Ladybird felt sad and frustrated that she could not just jump onto the tracks and get those little poor fluffy balls back to safety. For one thing it was forbidden and more importantly deadly as trains regularly rolled in. What’s more, mummy and her offspring surely were suspicious of human beings and could run away anyway.
So Ladybird ran to platform 1 again trying to see how many ducklings might still have been in the dark tunnel completely ignoring the german lessons she was meant to begin teaching in only a few minutes.
She stood at the very end of the platform only just on the safety lines gazing into the tunnel with her what felt like a prolonged giraffe neck, when on platform 1 a train arrived. People of all walks of life were rushing out of it and up the stairs to get to work.
Then the train driver honked three times. It was an ear-piercing noise that startled Ladybird, who was still focusing onto the tunnel. She looked to the train driver noticing that he was concerned about her safety and a bit upset. He obviously could not know why she was standing there. “What happens when the several-ton weighing locomotive started moving into the tunnel?” is all she could think of. She stepped back a bit and closed her eyes and ears…
Meanwhile, a man came standing next to Ladybird as he had also seen the ducklings and mummy mallard on the other platform. “It looks like they are not where they belong.” he said. “Sure enough.” Ladybird answered. “Oh, hopefully this does not end in a drama.” he added and left. “I will give my best and call for help now.” Ladybird convincingly murmured.
She new the man for she grew up watching his TV series “Das Spielhaus” (Play School) and listening to and laughing out loud while trying to read his very famous “Totemügerli” (sorry, translation is not possible, but think of it as a very creative play with words that mainly do not exist and sum up to an intriguing story all the same. You can, however, watch him perform it and see the words at the same time by clicking here). The man was Franz Hohler, a famous Swiss author and cabaret artist.
Ladybird now quickly called her employer to let it know she would be late due to a duckling emergency. Then she googled for organisations that help animals in trouble and made several phone calls. An animal rescue organisation finally told her they would come to the scene but needed some time as they were located out of the city and therefore would also inform the water police. Ladybird had left her phone number and asked for an update later in the day. There was nothing else she could do but hope there would be a happy end.
She arrived at school and taught the students some new words in German that felt essential at the moment: duck – die Ente, emergency – der Notfall, ducklings – die Küken, tunnel – der Tunnel, train driver – der Lokomotivführer, author – der Schriftsteller. They then heard an unusual and touching story and reacted with interest and compassion. Everybody wanted to know how this story had ended. In her heart, Ladybird, too, could hardly wait until after class when she wanted to check back on the rescue team and the duck family.
Later that day, she learned that it was the Zurich water police who arrived first on the scene and was able to rescue mummy mallard and her ducklings. Their city expedition was brought to an end and they got to set foot again in water on Lake Zurich.

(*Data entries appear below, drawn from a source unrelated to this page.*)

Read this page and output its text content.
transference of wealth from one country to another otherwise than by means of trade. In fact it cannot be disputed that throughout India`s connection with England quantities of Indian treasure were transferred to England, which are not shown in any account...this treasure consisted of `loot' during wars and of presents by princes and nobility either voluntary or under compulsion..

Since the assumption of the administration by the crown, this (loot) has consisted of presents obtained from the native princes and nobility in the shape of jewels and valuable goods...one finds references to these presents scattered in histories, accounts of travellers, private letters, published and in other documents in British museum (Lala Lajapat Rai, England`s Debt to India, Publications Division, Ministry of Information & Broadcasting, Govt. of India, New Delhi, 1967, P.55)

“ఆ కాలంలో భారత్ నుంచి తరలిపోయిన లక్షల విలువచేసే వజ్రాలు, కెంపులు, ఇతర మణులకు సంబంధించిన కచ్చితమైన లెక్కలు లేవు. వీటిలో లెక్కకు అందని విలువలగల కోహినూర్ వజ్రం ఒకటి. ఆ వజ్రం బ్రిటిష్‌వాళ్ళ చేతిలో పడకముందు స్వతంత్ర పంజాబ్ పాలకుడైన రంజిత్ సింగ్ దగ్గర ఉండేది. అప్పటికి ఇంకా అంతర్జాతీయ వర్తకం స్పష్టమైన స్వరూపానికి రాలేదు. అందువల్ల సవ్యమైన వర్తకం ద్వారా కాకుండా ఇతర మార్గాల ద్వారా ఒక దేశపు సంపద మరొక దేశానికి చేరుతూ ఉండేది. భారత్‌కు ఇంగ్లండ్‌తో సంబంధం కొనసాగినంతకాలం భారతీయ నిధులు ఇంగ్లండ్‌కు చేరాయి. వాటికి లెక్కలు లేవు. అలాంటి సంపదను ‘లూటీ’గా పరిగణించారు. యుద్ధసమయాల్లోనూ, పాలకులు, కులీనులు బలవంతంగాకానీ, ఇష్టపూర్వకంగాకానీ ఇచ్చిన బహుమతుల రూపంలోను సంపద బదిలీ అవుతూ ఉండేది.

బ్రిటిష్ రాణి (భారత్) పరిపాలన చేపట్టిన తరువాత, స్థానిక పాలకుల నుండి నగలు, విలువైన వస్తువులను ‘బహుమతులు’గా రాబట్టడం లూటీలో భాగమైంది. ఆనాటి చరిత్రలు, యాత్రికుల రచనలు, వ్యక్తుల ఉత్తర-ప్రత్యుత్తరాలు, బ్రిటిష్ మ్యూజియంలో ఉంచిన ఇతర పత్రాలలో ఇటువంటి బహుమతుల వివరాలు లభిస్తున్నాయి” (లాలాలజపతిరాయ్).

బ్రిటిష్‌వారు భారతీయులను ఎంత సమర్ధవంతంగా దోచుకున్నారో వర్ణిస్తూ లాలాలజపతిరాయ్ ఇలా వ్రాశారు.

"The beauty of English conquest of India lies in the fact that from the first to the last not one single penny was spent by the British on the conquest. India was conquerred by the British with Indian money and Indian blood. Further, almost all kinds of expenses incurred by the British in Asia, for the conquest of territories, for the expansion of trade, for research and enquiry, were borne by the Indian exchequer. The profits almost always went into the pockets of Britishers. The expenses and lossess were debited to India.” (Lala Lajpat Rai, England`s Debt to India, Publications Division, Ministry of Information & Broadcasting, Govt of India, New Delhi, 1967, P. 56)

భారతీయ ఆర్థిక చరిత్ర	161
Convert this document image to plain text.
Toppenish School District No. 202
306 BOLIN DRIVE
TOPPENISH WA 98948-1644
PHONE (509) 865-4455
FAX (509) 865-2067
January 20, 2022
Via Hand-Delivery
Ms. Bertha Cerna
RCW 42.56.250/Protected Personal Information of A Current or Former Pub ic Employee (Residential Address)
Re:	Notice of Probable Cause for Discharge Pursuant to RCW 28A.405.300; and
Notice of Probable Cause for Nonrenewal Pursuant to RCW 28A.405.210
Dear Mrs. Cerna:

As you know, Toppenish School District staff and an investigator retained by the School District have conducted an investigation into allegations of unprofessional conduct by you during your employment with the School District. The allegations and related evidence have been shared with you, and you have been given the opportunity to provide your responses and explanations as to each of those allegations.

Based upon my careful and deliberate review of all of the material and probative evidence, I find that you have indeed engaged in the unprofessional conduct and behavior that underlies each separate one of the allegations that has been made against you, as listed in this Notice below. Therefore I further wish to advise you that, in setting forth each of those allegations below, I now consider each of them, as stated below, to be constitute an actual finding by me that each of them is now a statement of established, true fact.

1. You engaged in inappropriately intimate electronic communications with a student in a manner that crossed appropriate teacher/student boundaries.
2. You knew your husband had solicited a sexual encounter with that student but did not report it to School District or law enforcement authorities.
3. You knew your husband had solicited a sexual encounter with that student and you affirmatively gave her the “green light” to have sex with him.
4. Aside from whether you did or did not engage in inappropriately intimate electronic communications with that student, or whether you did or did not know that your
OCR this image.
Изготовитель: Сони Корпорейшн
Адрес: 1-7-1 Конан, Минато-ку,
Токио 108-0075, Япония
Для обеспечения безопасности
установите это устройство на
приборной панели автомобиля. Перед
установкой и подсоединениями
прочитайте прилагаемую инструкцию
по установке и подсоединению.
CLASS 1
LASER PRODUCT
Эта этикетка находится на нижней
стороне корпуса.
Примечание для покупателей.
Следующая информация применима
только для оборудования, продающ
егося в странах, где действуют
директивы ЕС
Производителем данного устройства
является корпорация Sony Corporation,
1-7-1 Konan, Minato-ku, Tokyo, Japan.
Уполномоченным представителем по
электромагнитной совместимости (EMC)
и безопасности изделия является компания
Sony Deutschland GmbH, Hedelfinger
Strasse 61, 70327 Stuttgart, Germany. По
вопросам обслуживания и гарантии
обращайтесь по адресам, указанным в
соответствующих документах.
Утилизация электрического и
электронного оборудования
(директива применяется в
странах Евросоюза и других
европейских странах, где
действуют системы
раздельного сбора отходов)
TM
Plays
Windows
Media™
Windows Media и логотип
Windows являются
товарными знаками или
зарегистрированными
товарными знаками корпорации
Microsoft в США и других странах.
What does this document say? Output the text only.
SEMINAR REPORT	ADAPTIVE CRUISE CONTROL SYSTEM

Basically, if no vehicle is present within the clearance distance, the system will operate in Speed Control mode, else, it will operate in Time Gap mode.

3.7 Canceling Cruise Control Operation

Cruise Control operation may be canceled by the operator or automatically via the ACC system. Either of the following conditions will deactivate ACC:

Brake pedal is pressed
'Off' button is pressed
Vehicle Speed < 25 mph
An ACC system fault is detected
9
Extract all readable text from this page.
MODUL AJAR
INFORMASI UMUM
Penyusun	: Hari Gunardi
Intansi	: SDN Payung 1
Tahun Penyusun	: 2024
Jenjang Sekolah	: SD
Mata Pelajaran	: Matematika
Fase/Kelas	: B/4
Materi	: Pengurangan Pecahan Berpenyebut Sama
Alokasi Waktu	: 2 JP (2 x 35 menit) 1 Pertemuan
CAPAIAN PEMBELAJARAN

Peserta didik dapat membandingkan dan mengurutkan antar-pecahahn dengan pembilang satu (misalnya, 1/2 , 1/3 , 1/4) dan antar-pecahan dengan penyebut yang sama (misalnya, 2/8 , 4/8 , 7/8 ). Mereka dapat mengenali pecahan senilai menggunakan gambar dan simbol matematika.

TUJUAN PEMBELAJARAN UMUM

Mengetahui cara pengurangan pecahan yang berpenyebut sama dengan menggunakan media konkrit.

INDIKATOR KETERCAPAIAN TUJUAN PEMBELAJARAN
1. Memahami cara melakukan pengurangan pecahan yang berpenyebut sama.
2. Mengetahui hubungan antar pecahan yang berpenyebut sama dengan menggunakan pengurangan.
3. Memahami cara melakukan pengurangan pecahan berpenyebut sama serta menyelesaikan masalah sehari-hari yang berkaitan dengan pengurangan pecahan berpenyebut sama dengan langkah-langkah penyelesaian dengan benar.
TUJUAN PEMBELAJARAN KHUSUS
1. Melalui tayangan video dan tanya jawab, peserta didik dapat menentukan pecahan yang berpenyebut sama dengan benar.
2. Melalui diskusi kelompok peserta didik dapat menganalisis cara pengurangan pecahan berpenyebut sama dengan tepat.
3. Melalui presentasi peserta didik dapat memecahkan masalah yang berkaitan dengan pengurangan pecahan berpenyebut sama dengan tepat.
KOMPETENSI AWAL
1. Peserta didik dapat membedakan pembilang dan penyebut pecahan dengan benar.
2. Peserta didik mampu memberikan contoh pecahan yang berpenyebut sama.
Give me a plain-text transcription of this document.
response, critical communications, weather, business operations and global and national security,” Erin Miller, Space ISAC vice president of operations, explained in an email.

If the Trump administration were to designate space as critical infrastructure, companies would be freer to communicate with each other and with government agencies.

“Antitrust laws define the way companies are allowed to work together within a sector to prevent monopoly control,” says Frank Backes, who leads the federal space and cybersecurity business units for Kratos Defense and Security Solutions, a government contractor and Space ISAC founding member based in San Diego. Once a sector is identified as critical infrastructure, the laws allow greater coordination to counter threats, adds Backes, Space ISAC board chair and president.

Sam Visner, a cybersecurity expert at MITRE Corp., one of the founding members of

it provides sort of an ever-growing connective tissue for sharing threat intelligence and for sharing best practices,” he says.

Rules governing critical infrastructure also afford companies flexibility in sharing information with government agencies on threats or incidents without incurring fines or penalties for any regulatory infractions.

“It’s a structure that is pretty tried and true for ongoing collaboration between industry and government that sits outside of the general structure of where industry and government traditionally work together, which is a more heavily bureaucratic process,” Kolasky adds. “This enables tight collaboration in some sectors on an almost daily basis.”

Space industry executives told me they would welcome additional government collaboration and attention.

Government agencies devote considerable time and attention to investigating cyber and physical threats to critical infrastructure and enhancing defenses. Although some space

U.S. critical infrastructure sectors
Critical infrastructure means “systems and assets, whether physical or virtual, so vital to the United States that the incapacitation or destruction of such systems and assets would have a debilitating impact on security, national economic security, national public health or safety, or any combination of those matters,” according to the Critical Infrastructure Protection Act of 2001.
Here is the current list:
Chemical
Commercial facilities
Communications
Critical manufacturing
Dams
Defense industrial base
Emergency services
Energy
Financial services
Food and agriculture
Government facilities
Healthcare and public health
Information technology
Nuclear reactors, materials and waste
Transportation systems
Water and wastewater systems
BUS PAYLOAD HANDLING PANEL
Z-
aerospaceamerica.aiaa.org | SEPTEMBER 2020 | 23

Ladybird was very happy and joyful having a broad and contagious smile on her face. By all means, she wanted to share the happy end with Franz Hohler and the whole story with as many people as possible. She wrote the author an email with the good news and he promptly and surprisingly answered delighted with the outcome and a big thank you in the form of a little story spontaneously and especially written for the occasion. Ladybird was over the moon.
And they all lived happily ever after.